A group of tetrahydro steroids useful in inhibiting angiogenesis is disclosed in U.S. Pat. No. 4,975,537, Aristoff, et al. The compounds are disclosed for use in treating head trauma, spinal trauma, septic or traumatic shock, stroke, and hemorrhage shock. In addition, the patent discusses the utility of these compounds in embryo implantation and in the treatment of cancer, arthritis, and arteriosclerosis. Some of the steroids disclosed in Aristoff et al. are disclosed in U.S. Pat. No. 4,771,042 in combination with heparin or a heparin fragment for inhibiting angiogenesis in a warm blooded animal.
Compositions of hydrocortisone, “tetrahydrocortisol-S,” and U-72,745G, each in combination with a beta cyclodextrin, have been shown to inhibit corneal neovascularization: Li, et al., Angiostatic Steroids Potentiated by Sulphated Cyclodextrin Inhibit Corneal Neovascularization, Investigative Ophthalmology and Visual Science, Vol. 32(11):2898-2905, October, 1991. The steroids alone reduce neovascularization somewhat, but are not effective alone in effecting regression of neovascularization.
Tetrahydrocortisol (IF) has been disclosed as an angiostatic steroid in Folkman, et al., Angiostatic Steroids, Am. Surg., Vol. 206(3), 1987, wherein it is suggested angiostatic steroids may have potential use for diseases dominated by abnormal neovascularization, including diabetic retinopathy, neovascular glaucoma, and retrolental fibroplasia.
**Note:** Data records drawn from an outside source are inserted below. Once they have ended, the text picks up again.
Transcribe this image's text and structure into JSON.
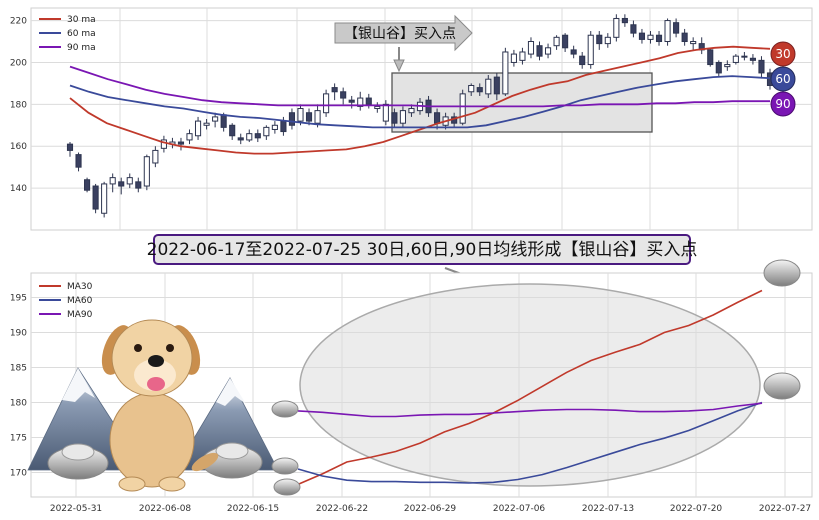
{
  "chart_data": [
    {
      "type": "candlestick",
      "ylim": [
        120,
        226
      ],
      "yticks": [
        140,
        160,
        180,
        200,
        220
      ],
      "grid": true,
      "legend_position": "top-left",
      "legend": [
        {
          "label": "30 ma",
          "color": "#c0392b"
        },
        {
          "label": "60 ma",
          "color": "#3a4a9a"
        },
        {
          "label": "90 ma",
          "color": "#7a16b3"
        }
      ],
      "candles": [
        [
          161,
          158,
          162,
          155
        ],
        [
          156,
          150,
          157,
          148
        ],
        [
          144,
          139,
          145,
          138
        ],
        [
          141,
          130,
          142,
          128
        ],
        [
          128,
          142,
          143,
          126
        ],
        [
          142,
          145,
          147,
          138
        ],
        [
          143,
          141,
          145,
          137
        ],
        [
          142,
          145,
          147,
          140
        ],
        [
          143,
          140,
          145,
          138
        ],
        [
          141,
          155,
          156,
          139
        ],
        [
          152,
          158,
          160,
          150
        ],
        [
          159,
          163,
          165,
          157
        ],
        [
          161,
          162,
          164,
          159
        ],
        [
          162,
          161,
          164,
          158
        ],
        [
          163,
          166,
          168,
          161
        ],
        [
          165,
          172,
          174,
          163
        ],
        [
          170,
          171,
          173,
          168
        ],
        [
          172,
          174,
          176,
          169
        ],
        [
          175,
          169,
          176,
          167
        ],
        [
          170,
          165,
          171,
          163
        ],
        [
          164,
          163,
          166,
          161
        ],
        [
          163,
          166,
          168,
          162
        ],
        [
          166,
          164,
          168,
          162
        ],
        [
          165,
          169,
          170,
          163
        ],
        [
          168,
          170,
          172,
          166
        ],
        [
          172,
          167,
          174,
          165
        ],
        [
          176,
          170,
          178,
          168
        ],
        [
          172,
          178,
          180,
          170
        ],
        [
          176,
          172,
          178,
          170
        ],
        [
          171,
          177,
          180,
          169
        ],
        [
          176,
          185,
          187,
          174
        ],
        [
          188,
          186,
          190,
          182
        ],
        [
          186,
          183,
          188,
          180
        ],
        [
          182,
          181,
          184,
          178
        ],
        [
          179,
          183,
          186,
          177
        ],
        [
          183,
          180,
          185,
          178
        ],
        [
          178,
          179,
          181,
          176
        ],
        [
          172,
          180,
          182,
          170
        ],
        [
          176,
          171,
          178,
          169
        ],
        [
          171,
          177,
          179,
          169
        ],
        [
          176,
          178,
          180,
          174
        ],
        [
          177,
          181,
          183,
          175
        ],
        [
          182,
          176,
          184,
          174
        ],
        [
          176,
          171,
          178,
          168
        ],
        [
          170,
          174,
          176,
          168
        ],
        [
          174,
          171,
          176,
          169
        ],
        [
          171,
          185,
          187,
          170
        ],
        [
          186,
          189,
          190,
          184
        ],
        [
          188,
          186,
          190,
          184
        ],
        [
          185,
          192,
          194,
          183
        ],
        [
          193,
          185,
          195,
          182
        ],
        [
          185,
          205,
          207,
          184
        ],
        [
          200,
          204,
          206,
          198
        ],
        [
          201,
          205,
          207,
          199
        ],
        [
          204,
          210,
          212,
          202
        ],
        [
          208,
          203,
          210,
          201
        ],
        [
          204,
          207,
          209,
          202
        ],
        [
          208,
          212,
          213,
          206
        ],
        [
          213,
          207,
          214,
          205
        ],
        [
          206,
          204,
          208,
          202
        ],
        [
          203,
          199,
          205,
          197
        ],
        [
          199,
          213,
          215,
          197
        ],
        [
          213,
          209,
          215,
          206
        ],
        [
          209,
          212,
          214,
          207
        ],
        [
          212,
          221,
          223,
          210
        ],
        [
          221,
          219,
          223,
          217
        ],
        [
          218,
          214,
          220,
          212
        ],
        [
          214,
          211,
          216,
          209
        ],
        [
          211,
          213,
          215,
          209
        ],
        [
          213,
          210,
          215,
          208
        ],
        [
          210,
          220,
          221,
          208
        ],
        [
          219,
          214,
          221,
          212
        ],
        [
          214,
          210,
          216,
          208
        ],
        [
          209,
          210,
          212,
          206
        ],
        [
          209,
          206,
          212,
          204
        ],
        [
          206,
          199,
          207,
          198
        ],
        [
          200,
          195,
          201,
          193
        ],
        [
          198,
          199,
          201,
          196
        ],
        [
          200,
          203,
          204,
          199
        ],
        [
          203,
          203,
          205,
          201
        ],
        [
          202,
          201,
          204,
          199
        ],
        [
          201,
          195,
          203,
          193
        ],
        [
          195,
          189,
          197,
          187
        ]
      ],
      "ma30": [
        183,
        176,
        171,
        168,
        165,
        162,
        160,
        159,
        158,
        157,
        156.5,
        156.5,
        157,
        157.5,
        158,
        158.5,
        160,
        162,
        165,
        168,
        171,
        173.5,
        176,
        180,
        184,
        187,
        189.5,
        191,
        194,
        196,
        198,
        200,
        202,
        204.5,
        206,
        207,
        207.5,
        207,
        206.5
      ],
      "ma60": [
        189,
        186,
        183.5,
        182,
        180.5,
        179,
        178,
        176.5,
        175,
        174,
        173.5,
        172.5,
        171.5,
        170.5,
        170,
        169.5,
        169,
        169,
        169,
        169,
        169,
        169,
        170,
        172,
        174,
        176.5,
        179,
        182,
        184,
        186,
        188,
        189.5,
        191,
        192,
        193,
        193.5,
        193,
        192.5
      ],
      "ma90": [
        198,
        195,
        192,
        189.5,
        187,
        185,
        183.5,
        182,
        181,
        180.5,
        180,
        179.5,
        179.5,
        179.5,
        179.5,
        179.5,
        179.5,
        179.5,
        179.5,
        179,
        179,
        179,
        179,
        179,
        179,
        179,
        179.5,
        179.5,
        180,
        180,
        180,
        180.5,
        180.5,
        181,
        181,
        181.5,
        181.5,
        181.5
      ],
      "annotation": "【银山谷】买入点",
      "badges": [
        "30",
        "60",
        "90"
      ]
    },
    {
      "type": "line",
      "title": "2022-06-17至2022-07-25 30日,60日,90日均线形成【银山谷】买入点",
      "ylim": [
        166.5,
        198.5
      ],
      "yticks": [
        170,
        175,
        180,
        185,
        190,
        195
      ],
      "xticks": [
        "2022-05-31",
        "2022-06-08",
        "2022-06-15",
        "2022-06-22",
        "2022-06-29",
        "2022-07-06",
        "2022-07-13",
        "2022-07-20",
        "2022-07-27"
      ],
      "grid": true,
      "legend_position": "top-left",
      "series": [
        {
          "name": "MA30",
          "color": "#c0392b",
          "values": [
            168.3,
            169.8,
            171.5,
            172.2,
            173.0,
            174.2,
            175.8,
            177.0,
            178.5,
            180.3,
            182.3,
            184.3,
            186.0,
            187.2,
            188.3,
            190.0,
            191.0,
            192.5,
            194.3,
            196.0
          ]
        },
        {
          "name": "MA60",
          "color": "#3a4a9a",
          "values": [
            170.5,
            169.5,
            168.9,
            168.7,
            168.7,
            168.6,
            168.6,
            168.5,
            168.6,
            169.0,
            169.7,
            170.7,
            171.8,
            172.9,
            174.0,
            174.9,
            176.0,
            177.4,
            178.8,
            180.0
          ]
        },
        {
          "name": "MA90",
          "color": "#7a16b3",
          "values": [
            178.8,
            178.6,
            178.3,
            178.0,
            178.0,
            178.2,
            178.3,
            178.3,
            178.5,
            178.7,
            178.9,
            179.0,
            179.0,
            178.9,
            178.7,
            178.7,
            178.8,
            179.0,
            179.5,
            179.9
          ]
        }
      ]
    }
  ]
}
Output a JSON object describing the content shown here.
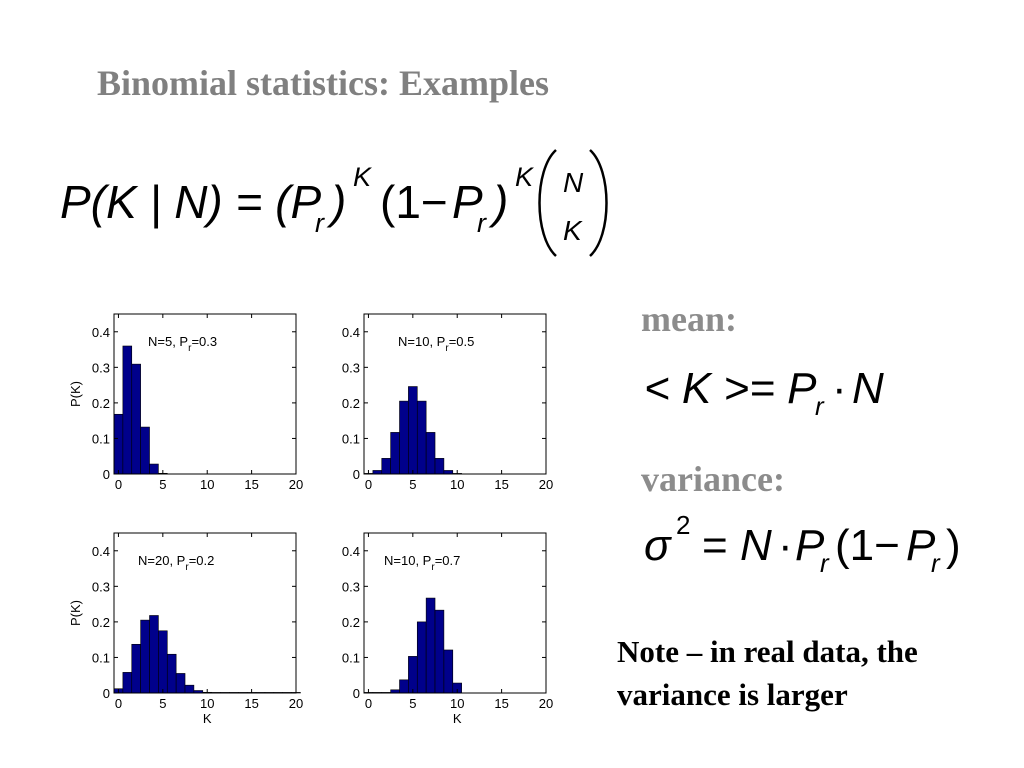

Exudative or wet age-related macular degeneration (AMD) and proliferative diabetic retinopathy (PDR) are characterized by pathologic ocular angiogenesis and are the most common causes of acquired blindness in developed countries. Abnormal new blood vessel growth in exudative AMD is derived from the choriocapillaris underneath the retina pigmented epithelium (RPE) and neurosensory retina. The new vessel formation is termed choroidal neovascularization or CNV. This type of angiogenesis can grow through Bruch's membrane and enter the potential space between the RPE and photoreceptors. Often the fragile CNV leaks fluid, blood components and can lead to frank hemorrhage. Thus, during CNV, fluid accumulation is termed subretinal. In contrast, abnormal new blood vessel growth in PDR emminates from the retinal capillaries and grows from the inner retina into the vitreous humor, i.e., preretinal NV. As in exudative AMD, these pathologic vessels can leak fluid and lead to intraretinal and vitreal hemorrhage. Moreover, diabetic patients may experience enhanced vascular permeability from the normal retinal capillaries leading a condition called macular edema
Diabetes mellitus is characterized by persistent hyperglycemia that produces reversible and irreversible pathologic changes within the microvasculature of various organs. Diabetic retinopathy (DR), therefore, is a retinal microvascular disease that is manifested as a cascade of stages with increasing levels of severity and worsening prognoses for vision. Some major risk factors reported for developing diabetic retinopathy include the duration of diabetes mellitus, quality of glycemic control, and presence of systemic hypertension. DR is broadly classified into 2 major clinical stages: nonproliferative diabetic retinopathy (NPDR) and proliferative diabetic retinopathy (PDR), where the term “proliferative” refers to the presence of preretinal neovascularization (NV). NPDR encompasses a range of clinical subcategories which include initial “background” DR, where small multifocal changes are observed within the retina (e.g., microaneurysins, “dot-blot” hemorrhages, and nerve fiber layer infarcts), through preproliferative DR, which immediately precedes the development of preretinal NV. Diabetic macular edema can be seen during either NPDR or PDR, however, it often is observed in the latter stages of NPDR and is a prognostic indicator of progression towards development of the most severe stage, PDR.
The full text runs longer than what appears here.